DR. CRAIG: I think you're right. It didn't pan out in New Testament studies, and now in Old Testament studies it's not panning out either. The difficulties facing the attempt to base a genealogical relationship between separate accounts upon mere parallels is just fraught with difficulty. In the first place, you can't just compare isolated elements like, “Oh, there's water in the Babylonia account, and there's water in Genesis.” Because you're just cherry-picking then – pulling things out of context. You've got to compare whole passages – whole narratives – if the parallels are to be significant. Then the parallels need to be accurate rather than misunderstood. I think a great example of this would be the misunderstanding of the primordial condition of the Earth in Genesis 1 as chaos. It is not chaos in the proper sense of the term. This is an orderly, familiar state of a kind of primeval ocean that will eventually drain into the seas and the rivers and the lakes and so forth. Finally, you would need to show some sort of genealogical connection – an influence or borrowing – from the earlier source on to the later source, and that's very difficult. One difficulty is we don't know how old these traditions are behind Genesis 1. Regardless of when the Pentateuch eventually came to be written down, we have no idea of how old these oral traditions are. So the task of trying to show from parallels these sorts of genealogical connections is just fraught with difficulty and uncertainty. I think we can repose no confidence in these conclusions.

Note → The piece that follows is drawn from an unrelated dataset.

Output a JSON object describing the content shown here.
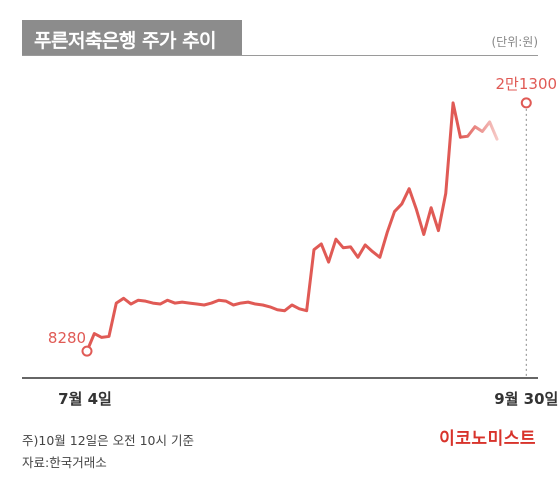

KEVIN HARRIS: It involves a lot of imposing a pattern. As we wrap up today, even in the event that there's no one go-to verse about “God created from nothing” and you said that there's not – that what we do is we take a full-orbed look at the Scriptures to do that – but would it also be what you would often say as filling in the philosophical blanks to arrive at God creating from nothing?

DR. CRAIG: No, I don't think so. I think that this is a doctrine that is implied or affirmed by the biblical authors themselves, especially John 1:3: All things came into being through him, and without him not one thing came into being. The idea that there was a primordial uncreated matter or stuff existing co-eternally alongside of God is excluded by the author of John's Gospel and, I think, also by the author of Genesis 1.

KEVIN HARRIS: So you have a double-warrant then because you can also philosophically look and see what the case is.

DR. CRAIG: That is the burden of the kalam cosmological argument, isn’t it? The second premise of which is “The universe began to exist.” I’ve argued that we have both good philosophical reasons as well as powerful scientific evidence that the universe is not past eternal but had a beginning, just as Genesis said.[2]